Religieuze waanzin

Hoe en waar we kinderen kunnen inenten tegen religieuze waanzin

De Morgen – 14.09.2019
Door Nick de Clippel is filosoof en werkt als leerkracht.

Onderzoeksjournalistiek van de Nederlandse media NRC en Nieuwsuur bracht deze week een beeld van salafistische organisaties die via moskeescholen hun extreme leer verspreiden bij kinderen. “Dit is een wake-upcall, ook voor Vlaanderen”, klonk het in De Morgen (DM 12/9). Een paar papegaaiende nepprofeten — pardon my French — uit wier monden niets dan fanatisme, segregatie en onzin klinkt, waren zo oorzaak van nog maar eens een stortvloed aan goede ideeën om religieuze radicalisering in te dijken.

Een van die suggesties was om toch zeker de twee wekelijkse uren godsdienstonderwijs niet te halveren, wat de volgende regering misschien in haar programma zet. Een suggestie die overigens niet alleen van de moslims komt, maar ook van een aantal katholieke commentatoren die niet kunnen begrijpen dat er zelfs bij de CD&V mensen rondlopen die accepteren dat minder dan 10 procent van de bevolking nog echt katholiek is.

Allicht spelen verschillende (eigen)belangen een rol bij die stelling. Elke aanbieder van godsdienstonderwijs is immers tegelijk een organisatie die mensen jobs geeft, de eigen overtuigingen wil veiligstellen en geldstromen beheert. Maar laten we dat even terzijde houden.
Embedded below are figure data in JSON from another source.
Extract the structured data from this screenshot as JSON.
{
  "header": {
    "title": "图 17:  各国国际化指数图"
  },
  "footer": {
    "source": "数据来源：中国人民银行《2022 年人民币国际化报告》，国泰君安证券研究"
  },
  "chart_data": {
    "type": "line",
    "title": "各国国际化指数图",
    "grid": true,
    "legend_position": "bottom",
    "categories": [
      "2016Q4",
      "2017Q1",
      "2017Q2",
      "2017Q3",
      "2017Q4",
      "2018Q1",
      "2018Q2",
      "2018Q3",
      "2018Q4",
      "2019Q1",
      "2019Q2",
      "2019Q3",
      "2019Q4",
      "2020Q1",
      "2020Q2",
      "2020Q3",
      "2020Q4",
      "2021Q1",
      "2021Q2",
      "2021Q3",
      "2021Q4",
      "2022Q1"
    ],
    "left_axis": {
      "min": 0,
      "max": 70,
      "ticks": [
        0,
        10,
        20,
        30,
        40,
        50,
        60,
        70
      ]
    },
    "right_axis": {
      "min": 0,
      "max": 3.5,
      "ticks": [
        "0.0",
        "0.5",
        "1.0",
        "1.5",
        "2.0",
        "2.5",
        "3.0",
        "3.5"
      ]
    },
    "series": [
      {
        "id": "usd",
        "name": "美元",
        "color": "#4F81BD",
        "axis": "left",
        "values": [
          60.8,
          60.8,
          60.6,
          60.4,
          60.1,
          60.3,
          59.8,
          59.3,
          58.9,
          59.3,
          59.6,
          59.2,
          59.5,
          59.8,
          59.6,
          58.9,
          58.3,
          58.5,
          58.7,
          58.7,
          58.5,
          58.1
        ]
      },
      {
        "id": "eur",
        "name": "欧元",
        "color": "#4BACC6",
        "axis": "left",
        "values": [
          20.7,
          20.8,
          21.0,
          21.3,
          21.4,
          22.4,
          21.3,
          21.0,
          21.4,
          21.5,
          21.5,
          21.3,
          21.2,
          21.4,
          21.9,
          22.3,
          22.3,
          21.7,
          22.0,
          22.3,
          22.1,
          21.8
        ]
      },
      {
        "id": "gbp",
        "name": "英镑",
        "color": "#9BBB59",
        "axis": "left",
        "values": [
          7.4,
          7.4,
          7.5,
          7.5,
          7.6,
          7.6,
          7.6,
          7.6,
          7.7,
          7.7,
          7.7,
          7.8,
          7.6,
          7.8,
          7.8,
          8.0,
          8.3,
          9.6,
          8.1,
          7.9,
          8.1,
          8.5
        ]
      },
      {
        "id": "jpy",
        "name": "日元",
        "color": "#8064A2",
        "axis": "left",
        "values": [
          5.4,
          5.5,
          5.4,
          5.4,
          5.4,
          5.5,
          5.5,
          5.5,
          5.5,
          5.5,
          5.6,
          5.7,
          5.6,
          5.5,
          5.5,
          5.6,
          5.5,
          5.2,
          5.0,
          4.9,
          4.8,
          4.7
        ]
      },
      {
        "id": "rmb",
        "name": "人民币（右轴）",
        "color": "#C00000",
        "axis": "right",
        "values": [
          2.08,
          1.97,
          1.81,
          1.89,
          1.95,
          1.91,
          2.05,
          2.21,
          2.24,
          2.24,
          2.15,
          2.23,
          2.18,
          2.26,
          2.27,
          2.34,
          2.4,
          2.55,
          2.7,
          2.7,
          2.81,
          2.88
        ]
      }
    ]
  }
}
Wie zich de vraag stelt hoe en waar we kinderen kunnen inenten tegen religieuze waanzin, moet nochtans niet ver zoeken naar een antwoord: de school. Een plichtvak waarin jongeren leren nadenken over de eigen religie, de andere overtuigingen en de plaats daarvan in de maatschappij is uiteraard geen garantie op wat dan ook, maar het is onmiskenbaar een stap in de goede richting. Dat vak komt dan best in de plaats van het bestaande levensbeschouwelijke onderwijs. Godsdienstonderwijs kan dan nog altijd facultatief aangeboden worden, buiten de schooluren.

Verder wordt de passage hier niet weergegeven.